Soon after I returned from the Netherlands to Ireland in January of 2005, I began receiving social-welfare payments, and I was on and off the dole until April of 2011.

I'd gotten a PPS [tax and government I.D.] number in 2001. That had been a fluke, and the beginning of my long strange experience within the Irish bureaucratic system.

In February of 2005 I began to get social-welfare payments not because I asked for that, but because I had followed the advice of people in the offices I had visited, starting at the national employment agency where they told me that they could only help me if I went and applied for the dole.

There's one thing I've learned about the Irish governmental offices: when I get advice, I follow it. Within reason, I mean, of course. But, for example, when the lady from FAS who's helping me to look for a job tells me to go up to the social welfare office, I will do it. It is the way it's done.

And you go up there, and you be nice, and you play the fool. "Being nice" is a vague term, but in this case it just means that you act with a bit of cordiality and show a basic respect for the person on the other side of the desk. A lot of Irish might not know this as well as I do, having observed it as a foreigner. It's notable, here in Ireland.
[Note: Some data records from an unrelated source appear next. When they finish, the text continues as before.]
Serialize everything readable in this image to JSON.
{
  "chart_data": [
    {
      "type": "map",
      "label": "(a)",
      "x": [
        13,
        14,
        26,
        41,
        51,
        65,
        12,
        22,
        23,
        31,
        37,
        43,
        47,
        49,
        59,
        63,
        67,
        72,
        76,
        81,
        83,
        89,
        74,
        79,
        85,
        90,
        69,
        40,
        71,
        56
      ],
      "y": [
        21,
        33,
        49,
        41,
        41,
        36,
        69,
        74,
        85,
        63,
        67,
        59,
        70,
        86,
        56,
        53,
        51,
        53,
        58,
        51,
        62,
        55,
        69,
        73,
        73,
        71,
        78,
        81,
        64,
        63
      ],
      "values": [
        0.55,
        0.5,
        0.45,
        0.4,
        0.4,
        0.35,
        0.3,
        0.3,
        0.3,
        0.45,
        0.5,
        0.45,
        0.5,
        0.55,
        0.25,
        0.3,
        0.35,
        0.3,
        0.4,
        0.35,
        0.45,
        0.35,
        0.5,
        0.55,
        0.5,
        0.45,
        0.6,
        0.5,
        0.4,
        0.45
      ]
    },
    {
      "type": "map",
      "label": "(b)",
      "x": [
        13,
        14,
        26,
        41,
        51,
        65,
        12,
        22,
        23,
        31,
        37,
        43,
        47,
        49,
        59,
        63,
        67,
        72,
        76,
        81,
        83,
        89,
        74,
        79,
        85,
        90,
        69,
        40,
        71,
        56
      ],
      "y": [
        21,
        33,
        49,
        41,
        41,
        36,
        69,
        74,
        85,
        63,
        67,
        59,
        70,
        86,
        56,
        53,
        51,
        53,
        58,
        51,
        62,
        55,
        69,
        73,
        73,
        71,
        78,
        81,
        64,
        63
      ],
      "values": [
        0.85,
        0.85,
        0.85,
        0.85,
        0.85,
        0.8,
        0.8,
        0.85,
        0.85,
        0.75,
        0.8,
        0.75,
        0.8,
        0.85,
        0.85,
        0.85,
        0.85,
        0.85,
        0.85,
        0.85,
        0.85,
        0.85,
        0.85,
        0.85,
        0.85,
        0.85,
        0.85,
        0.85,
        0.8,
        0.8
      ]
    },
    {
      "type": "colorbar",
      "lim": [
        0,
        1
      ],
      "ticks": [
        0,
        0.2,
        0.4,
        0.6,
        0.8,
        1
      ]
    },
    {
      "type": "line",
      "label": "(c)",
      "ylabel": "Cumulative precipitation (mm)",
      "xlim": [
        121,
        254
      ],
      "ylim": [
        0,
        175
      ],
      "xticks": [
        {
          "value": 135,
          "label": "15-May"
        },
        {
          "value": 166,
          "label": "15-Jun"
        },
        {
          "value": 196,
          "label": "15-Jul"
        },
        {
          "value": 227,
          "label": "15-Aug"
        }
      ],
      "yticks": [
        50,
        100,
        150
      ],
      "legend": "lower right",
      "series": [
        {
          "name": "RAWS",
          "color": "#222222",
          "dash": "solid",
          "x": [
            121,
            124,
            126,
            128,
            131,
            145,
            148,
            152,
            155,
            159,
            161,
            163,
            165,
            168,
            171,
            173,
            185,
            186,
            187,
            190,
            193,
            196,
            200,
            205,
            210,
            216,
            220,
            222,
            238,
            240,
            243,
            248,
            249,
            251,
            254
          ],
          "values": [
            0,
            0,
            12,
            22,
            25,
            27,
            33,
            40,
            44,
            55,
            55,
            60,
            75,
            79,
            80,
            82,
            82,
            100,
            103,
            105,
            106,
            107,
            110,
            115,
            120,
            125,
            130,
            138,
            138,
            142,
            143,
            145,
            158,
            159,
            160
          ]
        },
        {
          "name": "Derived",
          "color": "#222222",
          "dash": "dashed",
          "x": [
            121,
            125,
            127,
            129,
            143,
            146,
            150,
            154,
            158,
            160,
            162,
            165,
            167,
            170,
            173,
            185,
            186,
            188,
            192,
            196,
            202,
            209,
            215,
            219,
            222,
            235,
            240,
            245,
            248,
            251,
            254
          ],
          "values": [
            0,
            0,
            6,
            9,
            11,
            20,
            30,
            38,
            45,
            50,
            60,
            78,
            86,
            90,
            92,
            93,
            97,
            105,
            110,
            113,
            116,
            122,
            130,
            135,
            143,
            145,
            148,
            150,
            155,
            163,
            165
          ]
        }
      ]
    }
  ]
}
You'll go far.

Well, anyhow, I got the dole.

I was unemployed or underemployed in Ireland for the next five years. My "underemployment" consisted of working with a friend for a company based in Waterford that did industrial cleaning. Not bad work, and working with a good friend, and ... not working much.

And when I didn't work, I checked an "X" in the box for that day. For that day, I got a social-welfare payment. [Notably, on these weekly "dockets," the "X" means "didn't work," while the "O" means "worked."] If I didn't work at all, I was able still to live okay.